Samuel Favrichon ^1* Jake Lee ¹ Yan Yang ^2* Ricardo Dalagnol ^2,3* Fabien Wagner ^2,3* Le Bienfaiteur Sagang ^2,3* Sassan Saatchi ^1,3* Samuel Favrichon ^1*

• ¹ Jet Propulsion Laboratory, California Institute of Technology, Pasadena, United States
• ² CTREES, Pasadena, United States
• ³ Institute of the Environment and Sustainability, University of California, Los Angeles, Los Angeles, California, United States

Forests of California are undergoing large-scale disturbances from wildfire and tree mortality, caused by frequent droughts, insect infestations, and human activities. Mapping and monitoring the structure of these forests at high spatial resolution provides the necessary data to better manage forest health, mitigate wildfire risks, and improve carbon sequestration. Here, we use LiDAR measurements of top of canopy height metric (RH98) from NASA's Global Ecosystem Dynamics Investigation (GEDI) mission to map vegetation height across the entire California for two different time periods (2019-2020 and 2021-2022) and explore the impact of disturbance.Exploring the reliability of machine learning methods for temporal monitoring of forest is still a developing field. We train a deep neural network to predict forest height metrics at 10-m resolution from radar and optical satellite imagery. Model validation against independent airborne LiDAR data showed a R 2 ≥ 0.65 for the top of canopy height outperforming existing GEDI-based height maps and with improved sensitivity for mapping tall trees (RH98 ≥ 50 m) across California. Height showed distinct spatial variations across forest types offering quantitative and spatial information to evaluate forest conditions. The model, trained on data from 2019-2020, showed a similar accuracy when applied to satellite imagery acquired in 2021-2022 allowing a robust detection of changes caused by natural and man-made disturbances of forest.
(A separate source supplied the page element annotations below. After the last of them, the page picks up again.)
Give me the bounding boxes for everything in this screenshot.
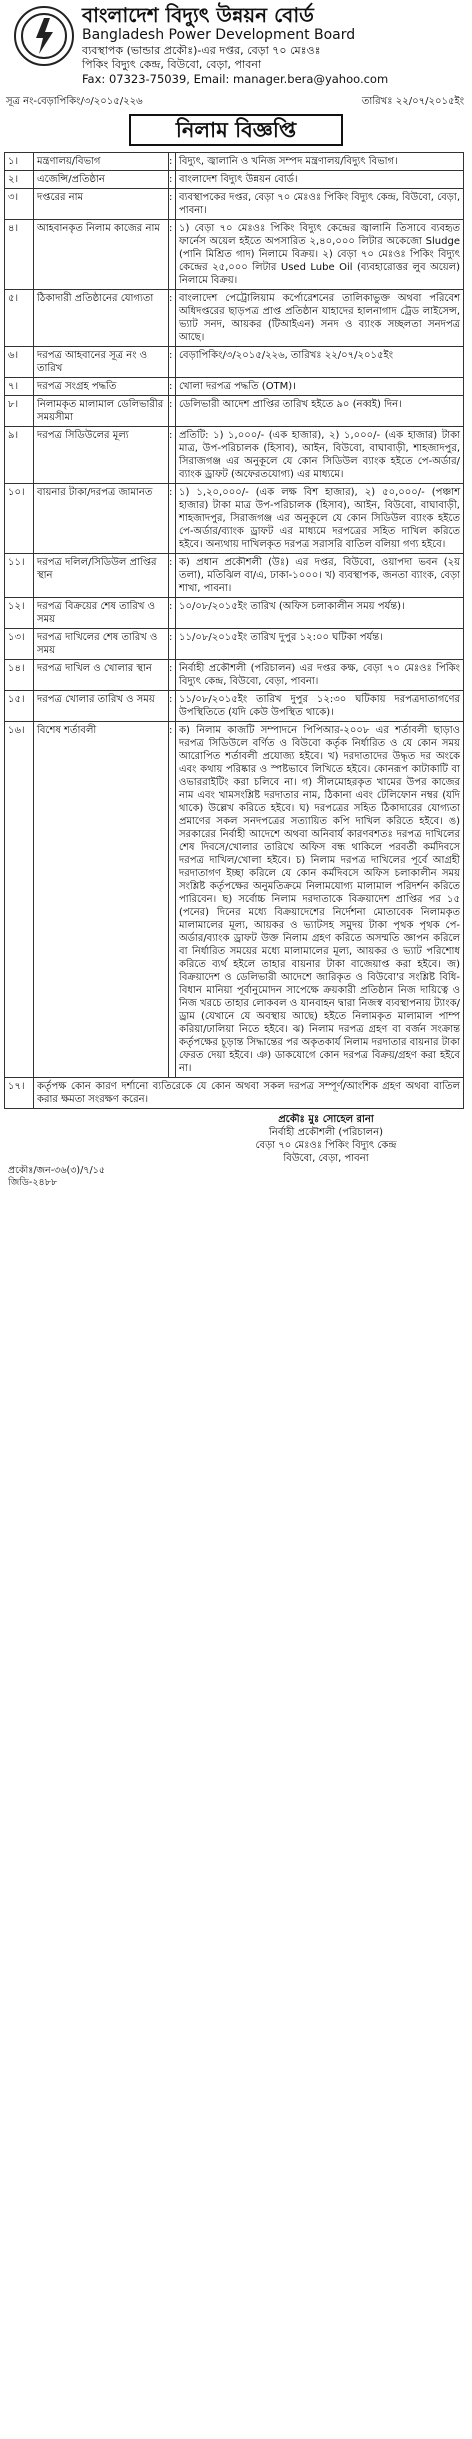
row-colon: :: [169, 290, 176, 347]
table-row: [5, 171, 464, 189]
row-value: বিদ্যুৎ, জ্বালানি ও খনিজ সম্পদ মন্ত্রণালয়/বিদ্যুৎ বিভাগ।: [176, 153, 464, 171]
table-row: [5, 189, 464, 220]
row-colon: :: [169, 378, 176, 396]
row-serial: ২।: [5, 171, 34, 189]
org-title-en: Bangladesh Power Development Board: [82, 27, 356, 43]
row-serial: ৬।: [5, 347, 34, 378]
row-colon: :: [169, 153, 176, 171]
row-colon: :: [169, 691, 176, 722]
table-row: [5, 629, 464, 660]
table-row: [5, 484, 464, 554]
row-value: নির্বাহী প্রকৌশলী (পরিচালন) এর দপ্তর কক্ষ, বেড়া ৭০ মেঃওঃ পিকিং বিদ্যুৎ কেন্দ্র, বিউবো, বেড়া, পাবনা।: [176, 660, 464, 691]
header: [4, 0, 468, 107]
row-value: ব্যবস্থাপকের দপ্তর, বেড়া ৭০ মেঃওঃ পিকিং বিদ্যুৎ কেন্দ্র, বিউবো, বেড়া, পাবনা।: [176, 189, 464, 220]
row-colon: :: [169, 554, 176, 598]
bpdb-logo-icon: [14, 6, 74, 66]
row-serial: ১।: [5, 153, 34, 171]
table-row: [5, 347, 464, 378]
address-line-1: ব্যবস্থাপক (ভান্ডার প্রকৌঃ)-এর দপ্তর, বেড়া ৭০ মেঃওঃ: [82, 44, 321, 57]
row-serial: ১৬।: [5, 722, 34, 1078]
notice-page: [4, 0, 468, 2439]
row-value: প্রতিটি: ১) ১,০০০/- (এক হাজার), ২) ১,০০০/- (এক হাজার) টাকা মাত্র, উপ-পরিচালক (হিসাব), আইন, বিউবো, বাঘাবাড়ী, শাহজাদপুর, সিরাজগঞ্জ এর অনুকূলে যে কোন সিডিউল ব্যাংক হইতে পে-অর্ডার/ব্যাংক ড্রাফট (অফেরতযোগ্য) এর মাধ্যমে।: [176, 427, 464, 484]
table-row: [5, 220, 464, 290]
row-label: দরপত্র দাখিলের শেষ তারিখ ও সময়: [34, 629, 169, 660]
row-label: দরপত্র দাখিল ও খোলার স্থান: [34, 660, 169, 691]
signer-name: প্রকৌঃ মুঃ সোহেল রানা: [278, 1114, 374, 1125]
row-serial: ১৫।: [5, 691, 34, 722]
signer-place: বিউবো, বেড়া, পাবনা: [283, 1153, 369, 1164]
table-row: [5, 396, 464, 427]
row-value: খোলা দরপত্র পদ্ধতি (OTM)।: [176, 378, 464, 396]
row-value: ১০/০৮/২০১৫ইং তারিখ (অফিস চলাকালীন সময় পর্যন্ত)।: [176, 598, 464, 629]
row-serial: ৭।: [5, 378, 34, 396]
row-label: বায়নার টাকা/দরপত্র জামানত: [34, 484, 169, 554]
row-label: আহবানকৃত নিলাম কাজের নাম: [34, 220, 169, 290]
row-value: ক) প্রধান প্রকৌশলী (উঃ) এর দপ্তর, বিউবো, ওয়াপদা ভবন (২য় তলা), মতিঝিল বা/এ, ঢাকা-১০০০। খ) ব্যবস্থাপক, জনতা ব্যাংক, বেড়া শাখা, পাবনা।: [176, 554, 464, 598]
notice-table: [4, 152, 464, 1109]
table-row: [5, 153, 464, 171]
memo-date: তারিখঃ ২২/০৭/২০১৫ইং: [361, 96, 464, 107]
footer-refs: [8, 1165, 468, 1189]
row-value: ক) নিলাম কাজটি সম্পাদনে পিপিআর-২০০৮ এর শর্তাবলী ছাড়াও দরপত্র সিডিউলে বর্ণিত ও বিউবো কর্তৃক নির্ধারিত ও যে কোন সময় আরোপিত শর্তাবলী প্রযোজ্য হইবে। খ) দরদাতাদের উদ্ধৃত দর অংকে এবং কথায় পরিষ্কার ও স্পষ্টভাবে লিখিতে হইবে। কোনরূপ কাটাকাটি বা ওভাররাইটিং করা চলিবে না। গ) সীলমোহরকৃত খামের উপর কাজের নাম এবং খামসংশ্লিষ্ট দরদাতার নাম, ঠিকানা এবং টেলিফোন নম্বর (যদি থাকে) উল্লেখ করিতে হইবে। ঘ) দরপত্রের সহিত ঠিকাদারের যোগ্যতা প্রমাণের সকল সনদপত্রের সত্যায়িত কপি দাখিল করিতে হইবে। ঙ) সরকারের নির্বাহী আদেশে অথবা অনিবার্য কারণবশতঃ দরপত্র দাখিলের শেষ দিবসে/খোলার তারিখে অফিস বন্ধ থাকিলে পরবর্তী কর্মদিবসে দরপত্র দাখিল/খোলা হইবে। চ) নিলাম দরপত্র দাখিলের পূর্বে আগ্রহী দরদাতাগণ ইচ্ছা করিলে যে কোন কর্মদিবসে অফিস চলাকালীন সময় সংশ্লিষ্ট কর্তৃপক্ষের অনুমতিক্রমে নিলামযোগ্য মালামাল পরিদর্শন করিতে পারিবেন। ছ) সর্বোচ্চ নিলাম দরদাতাকে বিক্রয়াদেশ প্রাপ্তির পর ১৫ (পনের) দিনের মধ্যে বিক্রয়াদেশের নির্দেশনা মোতাবেক নিলামকৃত মালামালের মূল্য, আয়কর ও ভ্যাটসহ সমুদয় টাকা পৃথক পৃথক পে-অর্ডার/ব্যাংক ড্রাফট উক্ত নিলাম গ্রহণ করিতে অসম্মতি জ্ঞাপন করিলে বা নির্ধারিত সময়ের মধ্যে মালামালের মূল্য, আয়কর ও ভ্যাট পরিশোধ করিতে ব্যর্থ হইলে তাহার বায়নার টাকা বাজেয়াপ্ত করা হইবে। জ) বিক্রয়াদেশ ও ডেলিভারী আদেশে জারিকৃত ও বিউবো'র সংশ্লিষ্ট বিধি-বিধান মানিয়া পূর্বানুমোদন সাপেক্ষে ক্রয়কারী প্রতিষ্ঠান নিজ দায়িত্বে ও নিজ খরচে তাহার লোকবল ও যানবাহন দ্বারা নিজস্ব ব্যবস্থাপনায় ট্যাংক/ড্রাম (যেখানে যে অবস্থায় আছে) হইতে নিলামকৃত মালামাল পাম্প করিয়া/ঢালিয়া নিতে হইবে। ঝ) নিলাম দরপত্র গ্রহণ বা বর্জন সংক্রান্ত কর্তৃপক্ষের চূড়ান্ত সিদ্ধান্তের পর অকৃতকার্য নিলাম দরদাতার বায়নার টাকা ফেরত দেয়া হইবে। ঞ) ডাকযোগে কোন দরপত্র বিক্রয়/গ্রহণ করা হইবে না।: [176, 722, 464, 1078]
row-label: দরপত্র খোলার তারিখ ও সময়: [34, 691, 169, 722]
memo-number: সূত্র নং-বেড়াপিকিং/৩/২০১৫/২২৬: [6, 96, 143, 107]
row-value: ১) ১,২০,০০০/- (এক লক্ষ বিশ হাজার), ২) ৫০,০০০/- (পঞ্চাশ হাজার) টাকা মাত্র উপ-পরিচালক (হিসাব), আইন, বিউবো, বাঘাবাড়ী, শাহজাদপুর, সিরাজগঞ্জ এর অনুকূলে যে কোন সিডিউল ব্যাংক হইতে পে-অর্ডার/ব্যাংক ড্রাফট এর মাধ্যমে দরপত্রের সহিত দাখিল করিতে হইবে। অন্যথায় দাখিলকৃত দরপত্র সরাসরি বাতিল বলিয়া গণ্য হইবে।: [176, 484, 464, 554]
table-row: [5, 722, 464, 1078]
row-colon: :: [169, 396, 176, 427]
row-label: দরপত্র দলিল/সিডিউল প্রাপ্তির স্থান: [34, 554, 169, 598]
table-row: [5, 427, 464, 484]
row-colon: :: [169, 629, 176, 660]
row-colon: :: [169, 598, 176, 629]
row-label: দরপত্র আহবানের সূত্র নং ও তারিখ: [34, 347, 169, 378]
row-value: বাংলাদেশ বিদ্যুৎ উন্নয়ন বোর্ড।: [176, 171, 464, 189]
row-colon: :: [169, 171, 176, 189]
table-row: [5, 691, 464, 722]
row-colon: :: [169, 660, 176, 691]
row-serial: ১১।: [5, 554, 34, 598]
table-row: [5, 598, 464, 629]
row-value: ডেলিভারী আদেশ প্রাপ্তির তারিখ হইতে ৯০ (নব্বই) দিন।: [176, 396, 464, 427]
row-serial: ৩।: [5, 189, 34, 220]
org-title-bn: বাংলাদেশ বিদ্যুৎ উন্নয়ন বোর্ড: [82, 3, 314, 27]
row-value: ১) বেড়া ৭০ মেঃওঃ পিকিং বিদ্যুৎ কেন্দ্রের জ্বালানি তিসাবে ব্যবহৃত ফার্নেস অয়েল হইতে অপসারিত ২,৪০,০০০ লিটার অকেজো Sludge (পানি মিশ্রিত গাদ) নিলামে বিক্রয়। ২) বেড়া ৭০ মেঃওঃ পিকিং বিদ্যুৎ কেন্দ্রের ২৫,০০০ লিটার Used Lube Oil (ব্যবহারোত্তর লুব অয়েল) নিলামে বিক্রয়।: [176, 220, 464, 290]
row-label: দরপত্র সিডিউলের মূল্য: [34, 427, 169, 484]
row-colon: :: [169, 220, 176, 290]
table-row: [5, 290, 464, 347]
row-serial: ৪।: [5, 220, 34, 290]
row-colon: :: [169, 347, 176, 378]
row-label: এজেন্সি/প্রতিষ্ঠান: [34, 171, 169, 189]
fax-email: Fax: 07323-75039, Email: manager.bera@yahoo.com: [82, 72, 389, 86]
table-row: [5, 554, 464, 598]
row-serial: ১০।: [5, 484, 34, 554]
row-colon: :: [169, 427, 176, 484]
row-serial: ৮।: [5, 396, 34, 427]
row-colon: :: [169, 484, 176, 554]
table-row: [5, 1078, 464, 1109]
address-line-2: পিকিং বিদ্যুৎ কেন্দ্র, বিউবো, বেড়া, পাবনা: [82, 58, 262, 71]
memo-line: [6, 94, 464, 111]
row-serial: ১৪।: [5, 660, 34, 691]
row-colon: :: [169, 189, 176, 220]
signer-org: বেড়া ৭০ মেঃওঃ পিকিং বিদ্যুৎ কেন্দ্র: [255, 1140, 397, 1151]
row-value: ১১/০৮/২০১৫ইং তারিখ দুপুর ১২:৩০ ঘটিকায় দরপত্রদাতাগণের উপস্থিতিতে (যদি কেউ উপস্থিত থাকে)।: [176, 691, 464, 722]
row-serial: ১৭।: [5, 1078, 34, 1109]
row-label: মন্ত্রণালয়/বিভাগ: [34, 153, 169, 171]
footer-ref-2: জিডি-২৪৮৮: [8, 1177, 58, 1188]
row-label: দপ্তরের নাম: [34, 189, 169, 220]
row-serial: ৫।: [5, 290, 34, 347]
notice-headline: নিলাম বিজ্ঞপ্তি: [129, 114, 343, 146]
row-serial: ১২।: [5, 598, 34, 629]
row-value: বেড়াপিকিং/৩/২০১৫/২২৬, তারিখঃ ২২/০৭/২০১৫ইং: [176, 347, 464, 378]
table-row: [5, 660, 464, 691]
row-value: বাংলাদেশ পেট্রোলিয়াম কর্পোরেশনের তালিকাভুক্ত অথবা পরিবেশ অধিদপ্তরের ছাড়পত্র প্রাপ্ত প্রতিষ্ঠান যাহাদের হালনাগাদ ট্রেড লাইসেন্স, ভ্যাট সনদ, আয়কর (টিআইএন) সনদ ও ব্যাংক সচ্ছলতা সনদপত্র আছে।: [176, 290, 464, 347]
row-label: দরপত্র সংগ্রহ পদ্ধতি: [34, 378, 169, 396]
row-label: ঠিকাদারী প্রতিষ্ঠানের যোগ্যতা: [34, 290, 169, 347]
row-value: ১১/০৮/২০১৫ইং তারিখ দুপুর ১২:০০ ঘটিকা পর্যন্ত।: [176, 629, 464, 660]
row-label: দরপত্র বিক্রয়ের শেষ তারিখ ও সময়: [34, 598, 169, 629]
signature-block: [184, 1113, 468, 1165]
row-serial: ১৩।: [5, 629, 34, 660]
footer-ref-1: প্রকৌঃ/জন-৩৬(৩)/৭/১৫: [8, 1165, 105, 1176]
row-label: কর্তৃপক্ষ কোন কারণ দর্শানো ব্যতিরেকে যে কোন অথবা সকল দরপত্র সম্পূর্ণ/আংশিক গ্রহণ অথবা বাতিল করার ক্ষমতা সংরক্ষণ করেন।: [34, 1078, 464, 1109]
row-label: বিশেষ শর্তাবলী: [34, 722, 169, 1078]
row-colon: :: [169, 722, 176, 1078]
signer-title: নির্বাহী প্রকৌশলী (পরিচালন): [268, 1127, 383, 1138]
row-label: নিলামকৃত মালামাল ডেলিভারীর সময়সীমা: [34, 396, 169, 427]
row-serial: ৯।: [5, 427, 34, 484]
table-row: [5, 378, 464, 396]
Changes of height captured impacts of tree mortality and fire intensity, pointing to the influence of wildfire across landscapes.Fires caused more than 60% of the large forest disturbances between the two time periods. This study demonstrates the benefits of using locally trained ML models to rapidly modernize forest management techniques in the age of increasing climate risks.